Lawyers already delve into their clients’ personal details, however they approach it from a litigious perspective, as points to score against the other party rather than as clues to the healing essence of the relationship bond.
With the knowledge I have garnered from dealing with clients in conflict I have developed a process where the parties, are able to recognise the conflict they are facing has more to do with their own subconscious beliefs than they might have otherwise considered. In doing so, outcomes have been that blame and hurt are reduced and more effective solutions can be achieved, whether it be that parties move on together with this knowledge, or move apart but in a more graceful and dignified manner.
Either way, people able to approach a potential legal dispute in a more cost effective manner and experience personal growth in the process.
Conflicts are good for you!
Many people find that statement a bit far-fetched. But I can show you how every conflict appearing in your life is there for a purpose. It is there to show you how you can feel better.
Life is all about relationships.

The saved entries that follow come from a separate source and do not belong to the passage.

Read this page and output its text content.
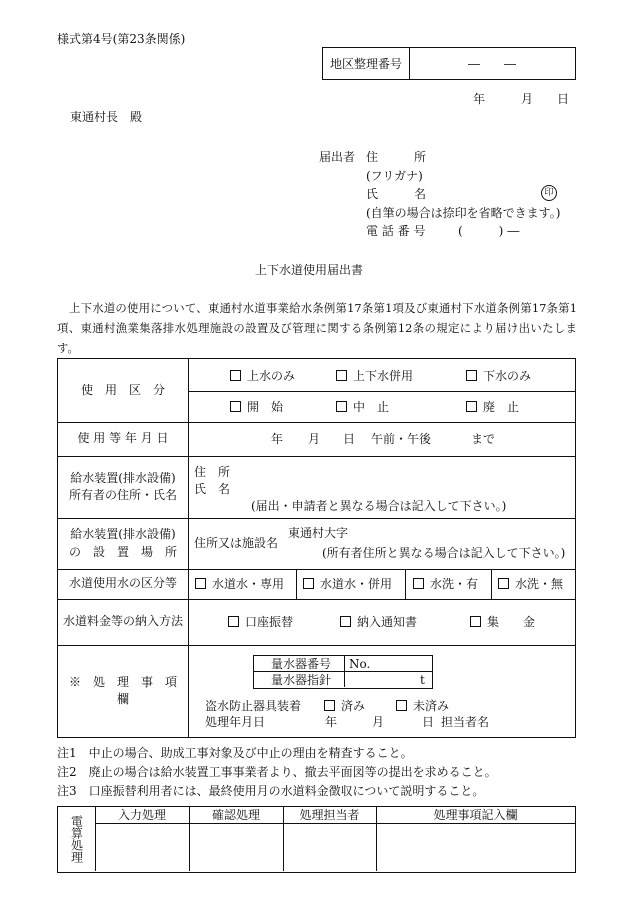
様式第4号(第23条関係)
地区整理番号	―　　―
年	月 日
東通村長　殿
届出者 住　　　所
(フリガナ)
氏　　　名	印
(自筆の場合は捺印を省略できます。)
電 話 番 号	(　　)―
上下水道使用届出書
上下水道の使用について、東通村水道事業給水条例第17条第1項及び東通村下水道条例第17条第1項、東通村漁業集落排水処理施設の設置及び管理に関する条例第12条の規定により届け出いたします。
使　用　区　分
上水のみ	上下水併用	下水のみ
開　始	中　止	廃　止
使 用 等 年 月 日	年 月 日 午前・午後	まで
給水装置(排水設備)
所有者の住所・氏名
住　所
氏　名
(届出・申請者と異なる場合は記入して下さい。)
給水装置(排水設備)
の　設　置　場　所
住所又は施設名
東通村大字
(所有者住所と異なる場合は記入して下さい。)
水道使用水の区分等	水道水・専用	水道水・併用	水洗・有	水洗・無
水道料金等の納入方法	口座振替	納入通知書	集　　金
※　処　理　事　項　欄
量水器番号 No.
量水器指針	t
盗水防止器具装着	済み	未済み
処理年月日	年	月	日 担当者名
注1　中止の場合、助成工事対象及び中止の理由を精査すること。
注2　廃止の場合は給水装置工事事業者より、撤去平面図等の提出を求めること。
注3　口座振替利用者には、最終使用月の水道料金徴収について説明すること。
電算処理	入力処理	確認処理	処理担当者	処理事項記入欄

It’s the relationships in your life that offer you the clues in your quest to start feeling relief from life’s hardships. This is why working with your conflicts rather than avoiding them is the solution. My Conflict Alchemy process does this and offers a beautiful way of working through relationship complications where even couples are welcome to attend together.

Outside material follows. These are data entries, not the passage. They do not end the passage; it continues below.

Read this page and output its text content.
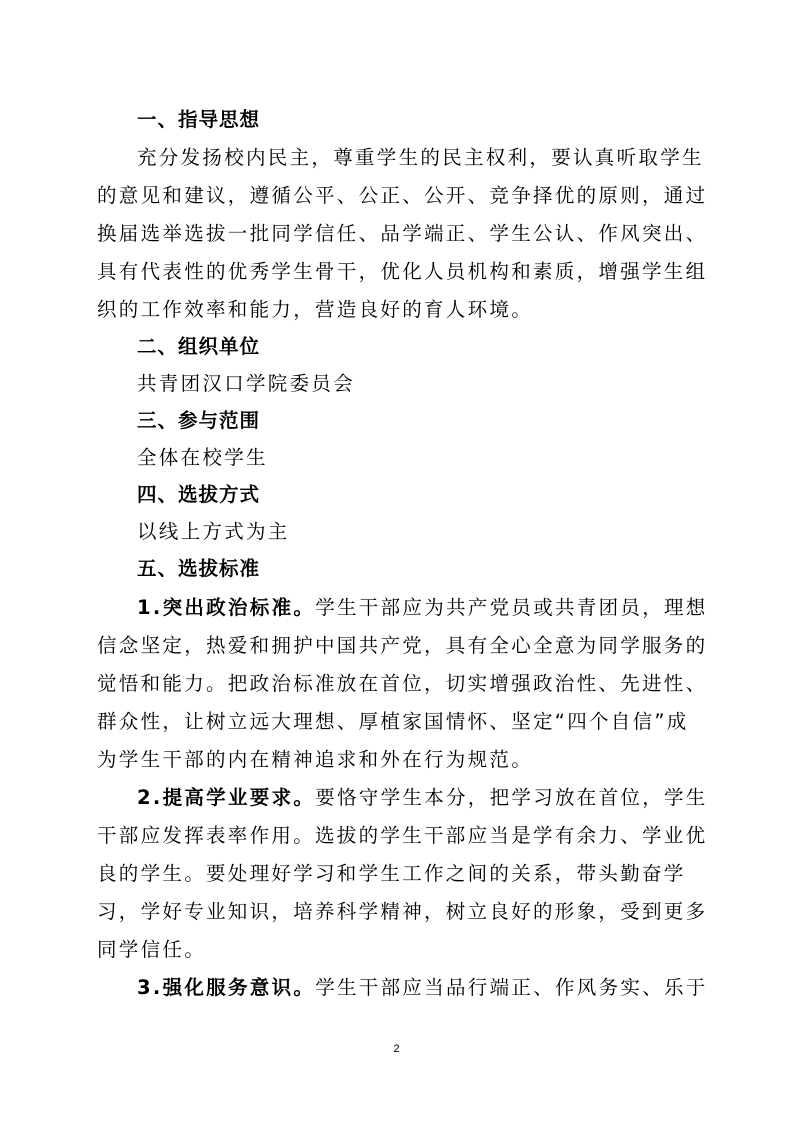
一、指导思想
充分发扬校内民主，尊重学生的民主权利，要认真听取学生
的意见和建议，遵循公平、公正、公开、竞争择优的原则，通过
换届选举选拔一批同学信任、品学端正、学生公认、作风突出、
具有代表性的优秀学生骨干，优化人员机构和素质，增强学生组
织的工作效率和能力，营造良好的育人环境。
二、组织单位
共青团汉口学院委员会
三、参与范围
全体在校学生
四、选拔方式
以线上方式为主
五、选拔标准
1.突出政治标准。学生干部应为共产党员或共青团员，理想
信念坚定，热爱和拥护中国共产党，具有全心全意为同学服务的
觉悟和能力。把政治标准放在首位，切实增强政治性、先进性、
群众性，让树立远大理想、厚植家国情怀、坚定“四个自信”成
为学生干部的内在精神追求和外在行为规范。
2.提高学业要求。要恪守学生本分，把学习放在首位，学生
干部应发挥表率作用。选拔的学生干部应当是学有余力、学业优
良的学生。要处理好学习和学生工作之间的关系，带头勤奋学
习，学好专业知识，培养科学精神，树立良好的形象，受到更多
同学信任。
3.强化服务意识。学生干部应当品行端正、作风务实、乐于
2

Through my 5 step program, you will each understand how your relationship contains the gifts you each need to grow as individuals.
Conflict Alchemy releases much of the negative energy between you as a couple. It is a means to facilitate the initial stages of personal healing in viewing conflict from an entirely different perspective.
It’s a precursor to any legal intervention within those relationships. It also is of immense value in cases where you have to still have to co-parent post separation or would simply like to move forward with your lives in a civil and dignified manner.
Every choice we make is done with the hope that we will feel better by doing it. That’s human nature. We avoid pain at all costs. That’s why sometimes we self-medicate or make habits out of things that aren’t all that good for us. We sometimes do things that help us feel better temporarily. Some of them good, some of them not so good for us long term.
The choices we make in our lives are entirely dependent on our perception of life to date. That means all future choices are based on our past. For some of us, our past has left us feeling shame and mistrust. We cannot make sound and rational choices from that place. We might want to do something, but deep within us is a conflicting story that doesn’t support our desires. This gives rise to internal conflict and feelings of anxiety or depression.
Working with the Conflict Alchemy process shows you how the experiences in your life have shaped how you make your choices in the present and how to shift your way of thinking to release any limiting beliefs you hold.